In Steel City, the developer proposed a 180 square foot LED electronic billboard along Lebanon Road in the Borough. This use was only allowed by conditional use under the Borough’s Zoning Ordinance. During the hearing, an issue of contention arose as to the whether the billboard complied with a provision intended to provide for separation between billboards. As expected, the developer claimed that the provision was ambiguous and the lateral separation requirement became the focus of the hearing and argument. And the witness presented against the application? None other than the competing billboard within close proximity to the proposed billboard!
The Zoning Ordinance provision reads:
Electronic changeable copy billboards shall maintain a lateral minimum spacing of 1,000 feet between electronic changeable copy billboard structures or billboards. Required spacing shall be measured from a point perpendicular to the centermost point of the electronic changeable copy billboards structure along the front lot line parallel to the center line of the roadway to which the electronic changeable copy billboard is oriented. (emphasis supplied)
As the crow flies, the developer’s proposed electronic billboard would be approximately 650 feet away from another billboard owned by a different company … but it was a traditional static billboard, and not electronic. The developer conceded that both billboards could be seen from a location between the two. The developer claimed that the ordinance only limited electronic billboards in proximity to other electronic billboards. Since the other sign was not an electronic billboard, the developer argued, the requirement of 1,000 feet would not apply (and that there would be no separation requirement).

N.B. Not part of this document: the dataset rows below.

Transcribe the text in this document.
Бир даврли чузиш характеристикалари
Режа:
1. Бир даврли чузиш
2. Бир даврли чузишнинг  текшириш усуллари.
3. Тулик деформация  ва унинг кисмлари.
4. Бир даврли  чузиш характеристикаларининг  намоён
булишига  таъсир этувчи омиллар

The Borough held otherwise. It interpreted the provision to apply between an electronic billboard and any other type of billboard. Therefore, held that the proposed billboard did not meet the 1,000-foot minimum spacing requirement criteria to be entitled to conditional use approval.
The developer also challenged the language as ambiguous as to how the distance would be measured. Its claim was that its billboard was oriented/facing in a different direction than the existing billboard within the 1,000 feet; that the separation measurement would only run perpendicular to the direction that the signage was facing; and therefore the separation distance requirement did not apply.

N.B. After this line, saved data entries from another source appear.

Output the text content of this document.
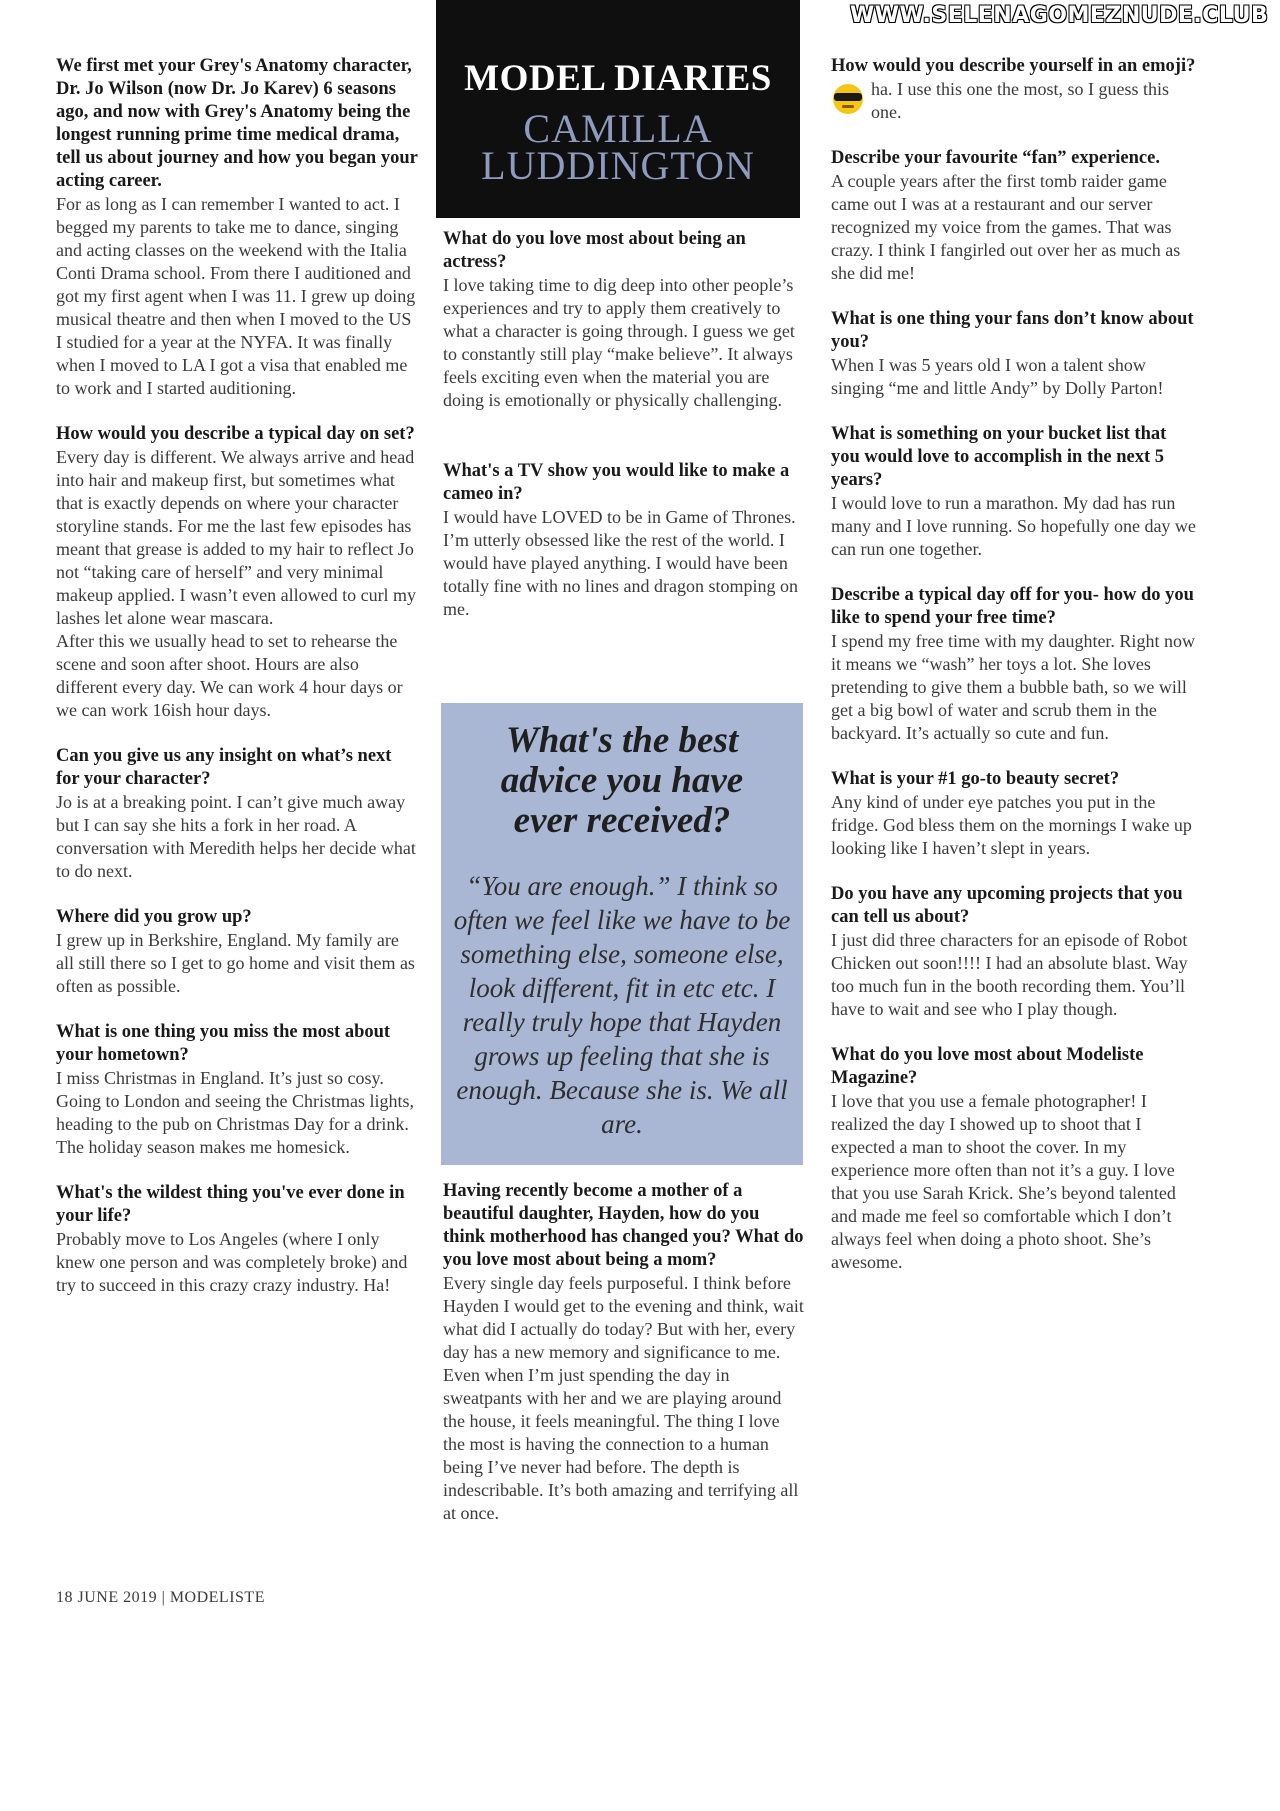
WWW.SELENAGOMEZNUDE.CLUB
MODEL DIARIES
CAMILLA
LUDDINGTON

We first met your Grey's Anatomy character, Dr. Jo Wilson (now Dr. Jo Karev) 6 seasons ago, and now with Grey's Anatomy being the longest running prime time medical drama, tell us about journey and how you began your acting career.

For as long as I can remember I wanted to act. I begged my parents to take me to dance, singing and acting classes on the weekend with the Italia Conti Drama school. From there I auditioned and got my first agent when I was 11. I grew up doing musical theatre and then when I moved to the US I studied for a year at the NYFA. It was finally when I moved to LA I got a visa that enabled me to work and I started auditioning.

How would you describe a typical day on set?

Every day is different. We always arrive and head into hair and makeup first, but sometimes what that is exactly depends on where your character storyline stands. For me the last few episodes has meant that grease is added to my hair to reflect Jo not “taking care of herself” and very minimal makeup applied. I wasn’t even allowed to curl my lashes let alone wear mascara.
After this we usually head to set to rehearse the scene and soon after shoot. Hours are also different every day. We can work 4 hour days or we can work 16ish hour days.

Can you give us any insight on what’s next for your character?

Jo is at a breaking point. I can’t give much away but I can say she hits a fork in her road. A conversation with Meredith helps her decide what to do next.

Where did you grow up?

I grew up in Berkshire, England. My family are all still there so I get to go home and visit them as often as possible.

What is one thing you miss the most about your hometown?

I miss Christmas in England. It’s just so cosy. Going to London and seeing the Christmas lights, heading to the pub on Christmas Day for a drink. The holiday season makes me homesick.

What's the wildest thing you've ever done in your life?

Probably move to Los Angeles (where I only knew one person and was completely broke) and try to succeed in this crazy crazy industry. Ha!

What do you love most about being an actress?

I love taking time to dig deep into other people’s experiences and try to apply them creatively to what a character is going through. I guess we get to constantly still play “make believe”. It always feels exciting even when the material you are doing is emotionally or physically challenging.

What's a TV show you would like to make a cameo in?

I would have LOVED to be in Game of Thrones. I’m utterly obsessed like the rest of the world. I would have played anything. I would have been totally fine with no lines and dragon stomping on me.

What's the best
advice you have
ever received?
“You are enough.” I think so often we feel like we have to be something else, someone else, look different, fit in etc etc. I really truly hope that Hayden grows up feeling that she is enough. Because she is. We all are.

Having recently become a mother of a beautiful daughter, Hayden, how do you think motherhood has changed you? What do you love most about being a mom?

Every single day feels purposeful. I think before Hayden I would get to the evening and think, wait what did I actually do today? But with her, every day has a new memory and significance to me. Even when I’m just spending the day in sweatpants with her and we are playing around the house, it feels meaningful. The thing I love the most is having the connection to a human being I’ve never had before. The depth is indescribable. It’s both amazing and terrifying all at once.

How would you describe yourself in an emoji?

ha. I use this one the most, so I guess this one.

Describe your favourite “fan” experience.

A couple years after the first tomb raider game came out I was at a restaurant and our server recognized my voice from the games. That was crazy. I think I fangirled out over her as much as she did me!

What is one thing your fans don’t know about you?

When I was 5 years old I won a talent show singing “me and little Andy” by Dolly Parton!

What is something on your bucket list that you would love to accomplish in the next 5 years?

I would love to run a marathon. My dad has run many and I love running. So hopefully one day we can run one together.

Describe a typical day off for you- how do you like to spend your free time?

I spend my free time with my daughter. Right now it means we “wash” her toys a lot. She loves pretending to give them a bubble bath, so we will get a big bowl of water and scrub them in the backyard. It’s actually so cute and fun.

What is your #1 go-to beauty secret?

Any kind of under eye patches you put in the fridge. God bless them on the mornings I wake up looking like I haven’t slept in years.

Do you have any upcoming projects that you can tell us about?

I just did three characters for an episode of Robot Chicken out soon!!!! I had an absolute blast. Way too much fun in the booth recording them. You’ll have to wait and see who I play though.

What do you love most about Modeliste Magazine?

I love that you use a female photographer! I realized the day I showed up to shoot that I expected a man to shoot the cover. In my experience more often than not it’s a guy. I love that you use Sarah Krick. She’s beyond talented and made me feel so comfortable which I don’t always feel when doing a photo shoot. She’s awesome.

18 JUNE 2019 | MODELISTE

The Borough (and now the Commonwealth Court) rejected this argument. As reasoned by the competing billboard company representative, the Commonwealth Court upheld the Borough’s interpretation that the word “oriented,” referred to a billboard’s position adjacent to the road, and NOT the direction it faced. If the developer’s rationale were credited, developers could stack billboards on top of one another to end run the ordinance language (and its clear intent). Applying established caselaw and the Statutory Construction Act, the Commonwealth Court held that “oriented” referred to the means of locating the roadway along which the billboard is located, and not the direction that a billboard is facing.
The legal fight in this matter highlights the lengths to which an applicant will go to construe ordinance language as ambiguous. In hindsight, perhaps more different wording could have been used? Not necessary from the Commonwealth Court’s ruling, but a clear consideration in drafting ordinances to avoid a claim in the first instance.